By: Jeffrey Yao | Updated: 2017-01-18 | Comments (8) | Related: More > Professional Development Interviewing
Problem
We need to hire a new senior SQL Server DBA. The SQL Server DBA team will focus on the candidate's technical skills while our HR team will take care of other things, like team match, culture fit, etc. What are some of the questions we could ask to host a quality technical interview to assess a candidate?
Solution
Interviewing is an interesting topic and different interviewers may prefer different questions and approaches. For DBA positions, most of time, I prefer asking questions that can be demonstrated through coding.
There are a few reasons why coding answers is preferred:
- Concise and straight: code itself is a language that is less likely to be misunderstood than a narrative description.
- Objective and standard: the final answer will be executable code with expected results, so our evaluation on candidates can be more objective.
- Higher and stricter criteria: to answer a question by using examples, there is a lot work to do, i.e. conceiving the test case, preparing the test data, coding the script and doing the presentation and explaining the result), a candidate must have real hands-on experience and thorough knowledge on the topic.
The following are some of my favorite questions which are designed to test a DBA's knowledge, and the answers do not require long T-SQL scripts (ie. 50+ lines).
- Can you please demo scenarios of SQL Server locks and deadlocks?
- Can you please demo scenarios of SQL Server dirty reads, non-repeatable reads and phantom reads?
- Can you please demo scenarios of SQL Server nested loop / hash / merge join operations?
- Can you please demo various SQL Server locks (S / U / X / IX etc)?
- Can you please demo ACID properties of a SQL Server transaction?
- Can you please demo the difference between DELETE and TRUNCATE in SQL Server?
In my opinion, these questions are suitable for intermediate to senior DBAs.
Sample Answers to the Questions Above
1. Can you please demo scenarios of SQL Server locks and deadlocks?
Answer: In SSMS, we will open 4 windows, named W1, W2, W3 and W4.
-- In W1, we prepare the data use tempdb if object_id('dbo.t', 'U') is not null drop table dbo.t; create table dbo.t (a int primary key, b varchar(30)) go insert into dbo.t (a, b) values (1, 'hello'), (2, 'world'); go
-- In W2, we start an update trans without committing -- this session spid = 55 use tempdb -- demonstrate the blocking scenario begin tran update dbo.t set b = 'hello 2' where a = 1; --commit tran
-- in W3, do a select, and it will be waiting, this is called blocking -- this session spid = 56 use tempdb select * from dbo.t
-- in W4, we can check the locks of the sessions (spid 55, 56) exec sp_lock 56 exec sp_lock 55
In the following snapshot, we can see the W3 session (spid 56) is waiting for a Shared Key lock.

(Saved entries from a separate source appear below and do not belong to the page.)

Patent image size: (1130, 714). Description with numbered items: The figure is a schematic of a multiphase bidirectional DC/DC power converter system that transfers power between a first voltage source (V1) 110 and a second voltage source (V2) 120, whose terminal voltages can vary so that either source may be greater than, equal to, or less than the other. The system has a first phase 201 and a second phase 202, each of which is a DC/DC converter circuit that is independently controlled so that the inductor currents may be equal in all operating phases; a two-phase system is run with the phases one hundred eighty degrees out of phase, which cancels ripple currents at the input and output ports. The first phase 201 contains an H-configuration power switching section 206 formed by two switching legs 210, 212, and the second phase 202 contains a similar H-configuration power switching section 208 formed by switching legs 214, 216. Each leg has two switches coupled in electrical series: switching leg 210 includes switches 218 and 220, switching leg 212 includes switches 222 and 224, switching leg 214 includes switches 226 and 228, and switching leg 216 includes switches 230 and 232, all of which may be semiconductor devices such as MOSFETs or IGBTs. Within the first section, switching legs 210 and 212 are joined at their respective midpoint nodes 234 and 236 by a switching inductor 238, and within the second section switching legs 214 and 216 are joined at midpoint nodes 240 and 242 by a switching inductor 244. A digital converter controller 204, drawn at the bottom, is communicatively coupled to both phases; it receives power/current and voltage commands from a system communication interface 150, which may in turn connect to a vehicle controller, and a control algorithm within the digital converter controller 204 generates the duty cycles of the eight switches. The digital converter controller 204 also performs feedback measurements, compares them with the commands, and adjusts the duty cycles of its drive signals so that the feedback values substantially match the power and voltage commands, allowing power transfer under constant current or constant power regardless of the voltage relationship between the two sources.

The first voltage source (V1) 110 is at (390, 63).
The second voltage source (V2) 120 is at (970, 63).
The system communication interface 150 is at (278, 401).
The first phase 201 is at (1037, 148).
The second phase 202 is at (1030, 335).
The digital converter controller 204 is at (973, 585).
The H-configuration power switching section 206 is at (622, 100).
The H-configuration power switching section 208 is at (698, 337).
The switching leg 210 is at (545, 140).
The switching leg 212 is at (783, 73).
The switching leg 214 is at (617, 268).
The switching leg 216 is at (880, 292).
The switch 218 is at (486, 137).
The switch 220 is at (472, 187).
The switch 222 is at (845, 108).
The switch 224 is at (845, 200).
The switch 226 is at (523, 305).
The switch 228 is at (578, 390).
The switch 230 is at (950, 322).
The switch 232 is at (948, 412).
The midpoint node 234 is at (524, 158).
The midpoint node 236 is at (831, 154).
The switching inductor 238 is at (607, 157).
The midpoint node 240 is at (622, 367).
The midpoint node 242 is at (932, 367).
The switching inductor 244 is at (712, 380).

Now we will demo the deadlock scenario, we will use the previous four SSMS windows. We first cleanout W2 and W3, and then enter new code as follows:
-- This is W2, we start an update trans without committing use tempdb -- demonstrate the deadlocking scenario -- first run the first two lines in W2 and then switch to W3 to run the script in W3 begin tran update dbo.t set b = 'hello 2' where a = 1; -- after the script in W3 run, return here and run the following select -- this will cause a deadlock on this session select * from dbo.t where a = 2;
After the update is run in W2, we switch to W3 and run this script.

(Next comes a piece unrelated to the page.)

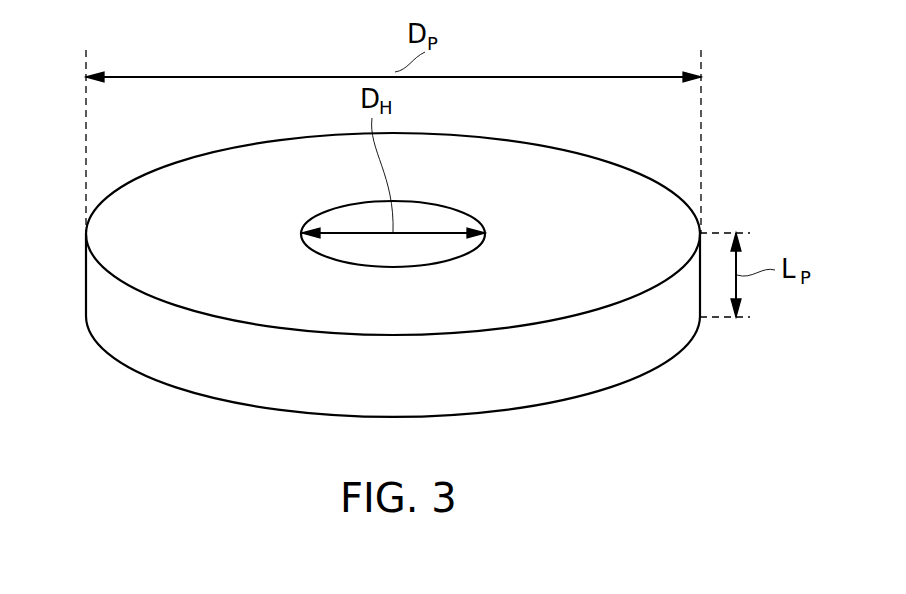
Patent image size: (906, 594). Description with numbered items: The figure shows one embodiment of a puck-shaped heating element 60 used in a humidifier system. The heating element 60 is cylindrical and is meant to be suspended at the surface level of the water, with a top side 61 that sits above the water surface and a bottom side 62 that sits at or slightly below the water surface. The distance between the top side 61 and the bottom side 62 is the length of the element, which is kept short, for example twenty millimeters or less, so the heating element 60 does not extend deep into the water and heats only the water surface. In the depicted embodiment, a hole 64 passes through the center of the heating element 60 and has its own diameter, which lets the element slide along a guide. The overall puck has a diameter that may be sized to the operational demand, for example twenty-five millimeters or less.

The heating element 60 is at (360, 276).
The top side 61 is at (458, 148).
The bottom side 62 is at (483, 415).
The hole 64 is at (443, 220).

-- this is W3 -- run the following after run the update in W2 begin tran update dbo.t set b = 'world 2' where a = 2; -- this will block the SELECT statement in W2 select * from dbo.t with (xlock) where a = 1 -- this is blocked by W2 UPDATE statement -- return to W2 to run the SELECT statement and see the deadlocking occur
Now we return back to W2 and run the SELECT statement, we will immediately get a deadlock message, and the W2 session is rolled back as shown below:
The reason is in the W2 session, the UPDATE is blocking the W3 SELECT while its own SELECT is waiting for a lock currently held by the W3 UPDATE. At the same time, the same thing happened to the W3 statements, i.e. the W3 UPDATE is blocking the W2 SELECT while the W3 SELECT is waiting for a lock held by the W2 UPDATE. This immediately caused a deadlock.
2. Can you please demo scenarios of SQL Server dirty reads, non-repeatable reads and phantom reads?

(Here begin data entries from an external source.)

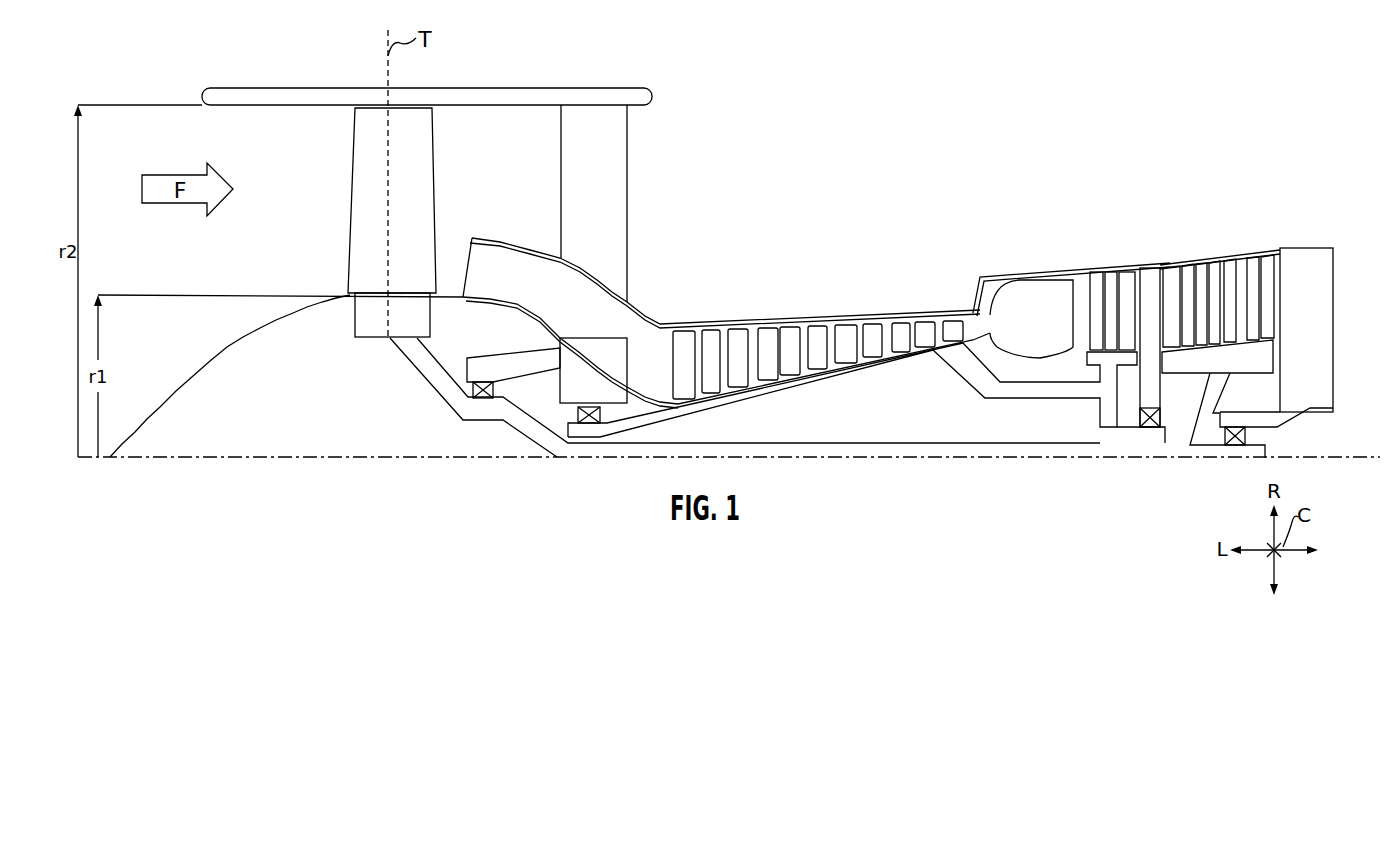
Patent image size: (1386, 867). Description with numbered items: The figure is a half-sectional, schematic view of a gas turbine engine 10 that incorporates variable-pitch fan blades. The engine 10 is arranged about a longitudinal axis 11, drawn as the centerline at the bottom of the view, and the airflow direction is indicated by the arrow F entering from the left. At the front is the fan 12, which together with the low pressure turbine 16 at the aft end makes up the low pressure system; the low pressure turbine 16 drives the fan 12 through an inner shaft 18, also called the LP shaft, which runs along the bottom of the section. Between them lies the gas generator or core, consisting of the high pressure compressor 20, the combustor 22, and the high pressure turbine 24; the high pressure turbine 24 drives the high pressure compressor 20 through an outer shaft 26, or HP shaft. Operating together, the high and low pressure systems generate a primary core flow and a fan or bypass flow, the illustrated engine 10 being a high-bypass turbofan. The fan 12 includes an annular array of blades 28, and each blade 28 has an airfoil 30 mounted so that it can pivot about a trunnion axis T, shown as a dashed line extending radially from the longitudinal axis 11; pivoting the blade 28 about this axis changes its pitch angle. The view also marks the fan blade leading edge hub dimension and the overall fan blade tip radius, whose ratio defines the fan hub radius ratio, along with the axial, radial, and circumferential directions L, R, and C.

The gas turbine engine 10 is at (784, 135).
The longitudinal axis 11 is at (162, 459).
The fan 12 is at (450, 153).
The low pressure turbine 16 is at (1210, 272).
The inner shaft 18 is at (522, 426).
The high pressure compressor 20 is at (793, 335).
The combustor 22 is at (1016, 321).
The high pressure turbine 24 is at (1122, 283).
The outer shaft 26 is at (985, 398).
The blade 28 is at (354, 319).
The airfoil 30 is at (387, 141).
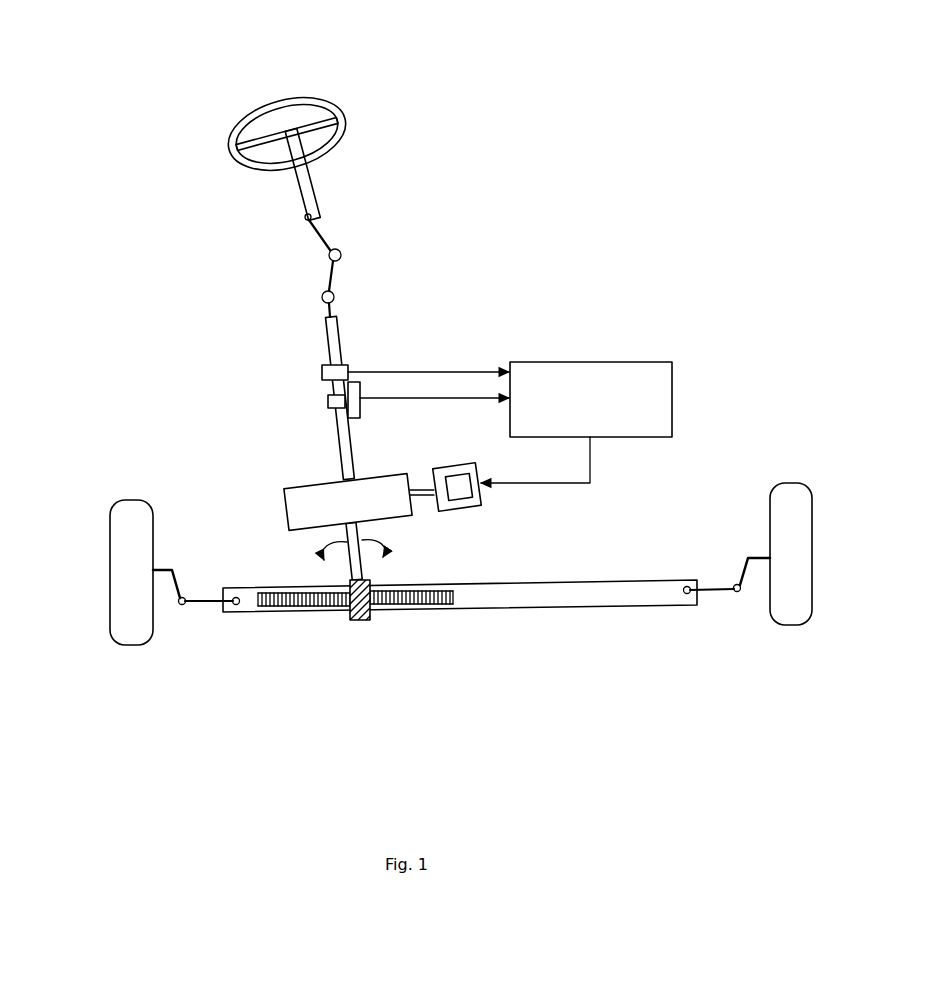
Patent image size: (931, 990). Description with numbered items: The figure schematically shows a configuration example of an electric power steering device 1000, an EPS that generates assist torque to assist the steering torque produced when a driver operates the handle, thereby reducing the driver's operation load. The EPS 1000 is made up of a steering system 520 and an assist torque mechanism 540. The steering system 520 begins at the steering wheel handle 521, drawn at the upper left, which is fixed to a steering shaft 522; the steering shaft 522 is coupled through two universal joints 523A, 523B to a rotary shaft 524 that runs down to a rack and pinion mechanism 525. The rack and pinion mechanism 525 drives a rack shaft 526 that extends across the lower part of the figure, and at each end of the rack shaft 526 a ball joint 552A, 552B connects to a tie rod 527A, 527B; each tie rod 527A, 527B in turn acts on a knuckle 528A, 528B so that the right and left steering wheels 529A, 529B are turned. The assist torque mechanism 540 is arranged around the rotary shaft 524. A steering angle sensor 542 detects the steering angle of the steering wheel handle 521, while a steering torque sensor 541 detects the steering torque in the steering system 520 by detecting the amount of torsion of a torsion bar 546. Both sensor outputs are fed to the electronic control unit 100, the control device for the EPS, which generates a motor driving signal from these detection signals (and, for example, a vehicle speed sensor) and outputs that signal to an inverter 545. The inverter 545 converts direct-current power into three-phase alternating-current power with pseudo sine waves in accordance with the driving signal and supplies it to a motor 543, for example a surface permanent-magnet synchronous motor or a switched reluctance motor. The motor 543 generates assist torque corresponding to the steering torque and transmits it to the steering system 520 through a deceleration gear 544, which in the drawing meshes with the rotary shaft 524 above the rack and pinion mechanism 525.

The electric power steering device 1000 is at (500, 106).
The electronic control unit 100 is at (632, 366).
The steering system 520 is at (298, 320).
The steering wheel handle 521 is at (247, 118).
The steering shaft 522 is at (312, 185).
The universal joint 523A is at (342, 254).
The universal joint 523B is at (335, 296).
The rotary shaft 524 is at (340, 342).
The rack and pinion mechanism 525 is at (371, 630).
The rack shaft 526 is at (497, 597).
The tie rod 527A is at (198, 600).
The tie rod 527B is at (732, 586).
The knuckle 528A is at (170, 570).
The knuckle 528B is at (748, 555).
The steering wheel 529A is at (137, 630).
The steering wheel 529B is at (785, 620).
The assist torque mechanism 540 is at (533, 330).
The steering torque sensor 541 is at (362, 410).
The steering angle sensor 542 is at (349, 368).
The motor 543 is at (457, 465).
The deceleration gear 544 is at (280, 480).
The inverter 545 is at (460, 492).
The torsion bar 546 is at (328, 400).
The ball joint 552A is at (232, 612).
The ball joint 552B is at (686, 596).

Answer: When talking about dirty reads and the like, we are actually talking about transaction isolation level and a candidate is expected to fully grasp this basic DBA knowledge.
We will still use the SSMS windows we created before, delete all code in W2 and W3 and re-enter the following code:
-- This is W2, we start an update trans without committing use tempdb -- demonstrate the dirty read begin tran update dbo.t set b = 'hello 2' where a = 1; select * from dbo.t where a = 1; -- uncommitted tran for a = 1; waitfor delay '00:01:00' -- wait for 1 min, so W3 script can finish rollback
-- this is W3 -- run the following to show the dirty read use tempdb set transaction isolation level read uncommitted select * from dbo.t where a = 1 -- we will get b='hello 2' which is uncommitted go
-- this is W3 -- run the following to show the non-repeatable read issue use tempdb set transaction isolation level READ COMMITTED begin tran select * from dbo.t where a = 1 waitfor delay '00:00:30' -- wait for 30 SECONDS so the W2 UPDATE can finish select * from dbo.t where a = 1 commit tran -- after run the script, immediately switch to W2 and run the update go
-- This is W2, we start an update trans without committing use tempdb -- demonstrate the non-repeatable read update dbo.t set b = 'hello 2' where a = 1;
In W3, we expect the two SELECTs to return the same data, in reality it does not as shown below:
This non-repeatable read can be easily solved if we set the transaction isolation level to REPEATABLE READ in W3, so the W2 UPDATE will wait until the W3 transaction is done.
To demo the phantom read issue, we will do the following:
-- this is W3 -- run the following to show the phantom read -- solve the issue by -- set transaction isolation level serializable use tempdb set transaction isolation level REPEATABLE READ begin tran select * from dbo.t where a != 1 waitfor delay '00:00:30' -- wait for 30 SECONDS so the W2 INSERT can finish select * from dbo.t where a != 1 commit tran -- after run the script, immediately switch to W2 and run the insert go
-- This is W2, we insert a record to cause the phantom read use tempdb -- demonstrate the phantom read insert into dbo.t (a, b) values (3, 'phantom read?')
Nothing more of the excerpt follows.